Electronic Design

One Transistor Gives Clean HDTV And NTSC Video Sync Separation

The growing popularity and availability of high-definition television (HDTV) is creating a small revolution in the video industry. New video systems must be capable of handling the standard National Television System Committee (NTSC) composite signal as well as high-definition signals. Also, low-cost and low-power concerns drive system designers to find the simplest solutions. Here's a one-transistor network that lets a single video sync separator operate for both HDTV and NTSC systems.

In the sample NTSC signal shown in Figure 1a, the color burst and color subcarriers are identified. A "slice level" is drawn halfway down the drop for horizontal synchronization. Variations in color burst or dark blues within the subcarrier can dip below the slice level, causing false sync pulses in addition to the 15-kHz horizontal sync signal. With high-definition (HD) signals, the color information is carried separately (Fig. 1b). So, there's no color burst or subcarrier to cause false sync pulses. However, note that the horizontal sync pulse is shorter and higher in frequency (20 kHz).
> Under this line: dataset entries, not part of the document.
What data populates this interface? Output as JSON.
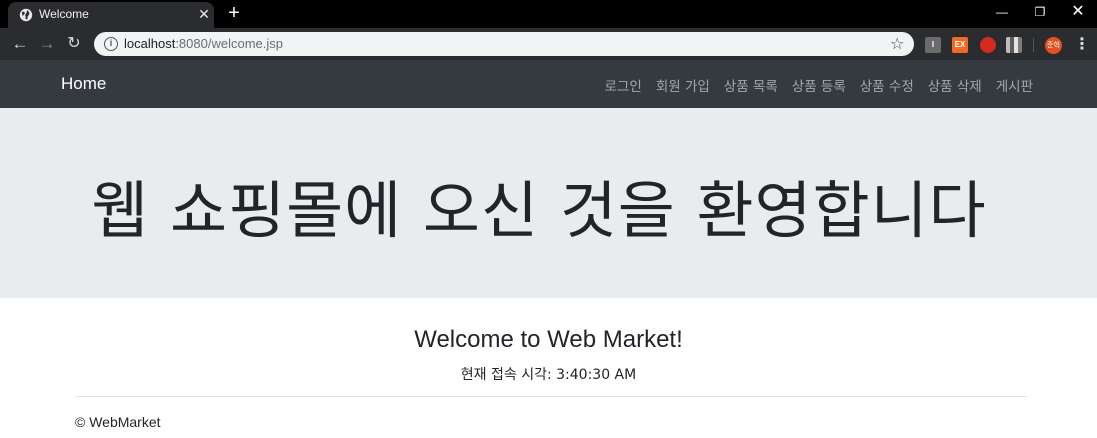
{
  "browser": {
    "tab_title": "Welcome",
    "url_host": "localhost",
    "url_rest": ":8080/welcome.jsp",
    "extensions": [
      {
        "name": "ext-i",
        "label": "I"
      },
      {
        "name": "ext-ex",
        "label": "EX"
      },
      {
        "name": "ext-hand",
        "label": ""
      },
      {
        "name": "ext-barcode",
        "label": ""
      }
    ],
    "profile_label": "준혁"
  },
  "navbar": {
    "brand": "Home",
    "links": [
      "로그인",
      "회원 가입",
      "상품 목록",
      "상품 등록",
      "상품 수정",
      "상품 삭제",
      "게시판"
    ]
  },
  "jumbotron": {
    "title": "웹 쇼핑몰에 오신 것을 환영합니다"
  },
  "main": {
    "welcome": "Welcome to Web Market!",
    "access_time": "현재 접속 시각: 3:40:30 AM"
  },
  "footer": {
    "copyright": "© WebMarket"
  },
  "colors": {
    "navbar_bg": "#343a40",
    "jumbotron_bg": "#e9ecef",
    "browser_bg": "#2b2c2f"
  }
}
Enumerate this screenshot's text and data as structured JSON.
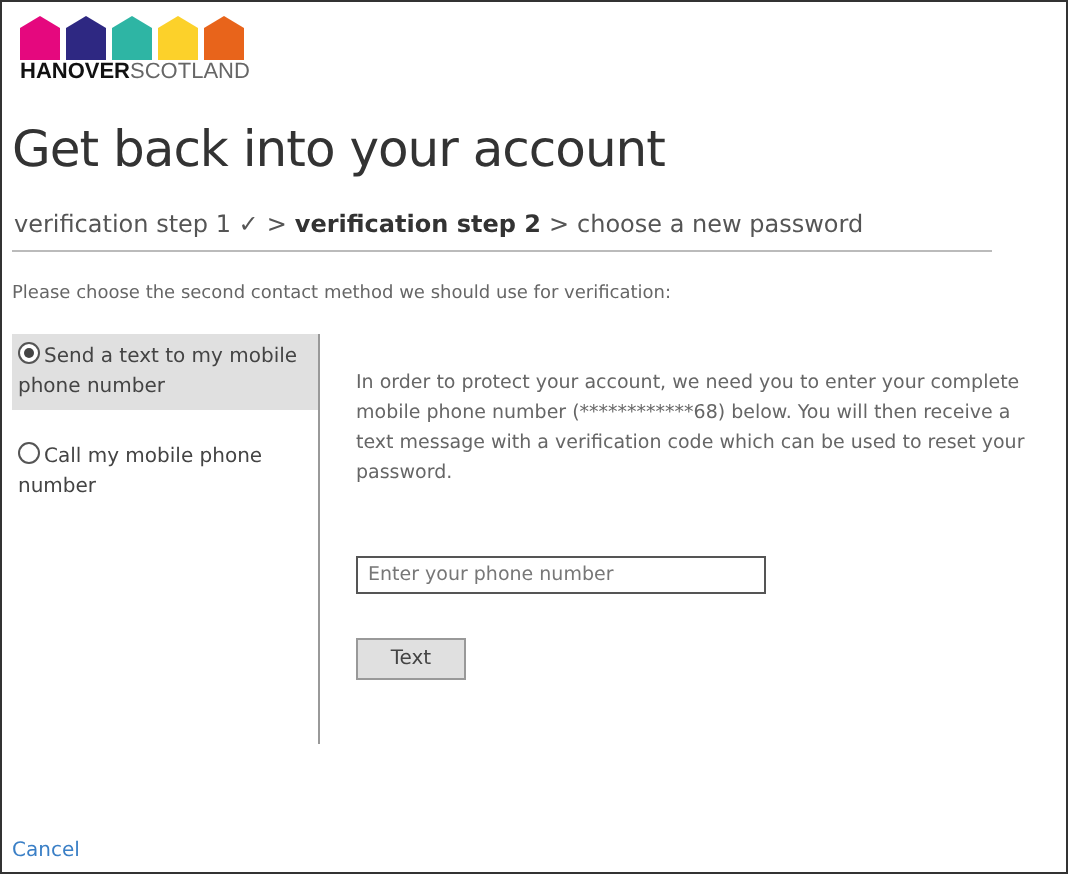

It's advantageous if a single sync separator will operate with both HD and NTSC signals. Because false triggers can occur with NTSC signals, adding a filter in the sync-separator path can reduce the height of the color burst and subcarrier signals. This filter cannot be included during HD detection, though, because the shorter sync pulse also would be attenuated, causing missed triggers.

The ISL59885 is a sync separator that features both HD and NTSC detection. An output, labeled HD, responds to the type of input—high for NTSC and low for HD. This external pin can be used to insert a low-pass filter into the sync separator path, preventing false sync pulses in composite video. The circuit is shown in Figure 2.

When a composite signal (NTSC/PAL) is detected, the filter is enabled by applying a logic high to the base of the transistor. When component signal (HD) is detected, the filter is disabled by having the HD pin at a logic low state. Although the transistor is disabled during HD, a low-pass filter (RF-CF) is still present to filter out any noise present at the input.

The cutoff frequency for the NTSC filter is:

1/\[2π(RF)(CF + CF-HD)\] = 2.79 MHz

Given that RF = 100 Ω and CF + CF-HD = 570 pF, the 3.58-MHz color burst is attenuated to 60% of the original 190-mV size while passing 15-kHz sync signals without appreciable attenuation (Fig. 3a). This is enough headroom to prevent false triggering because the slice level is now ?70 mV and the new color-burst amplitude is 116 mV (Fig. 3b). Note that the lowest color subcarrier level in this example was also attenuated from ?120 mV to ?8 mV. If we use a smaller CF-HD, the color burst will attenuate less. Ideally, we want to maximize CF-HD to attenuate more of the signal. But the cost of a bigger capacitor causes an increase in the propagation delay and rounded falling edges on the sync pulses.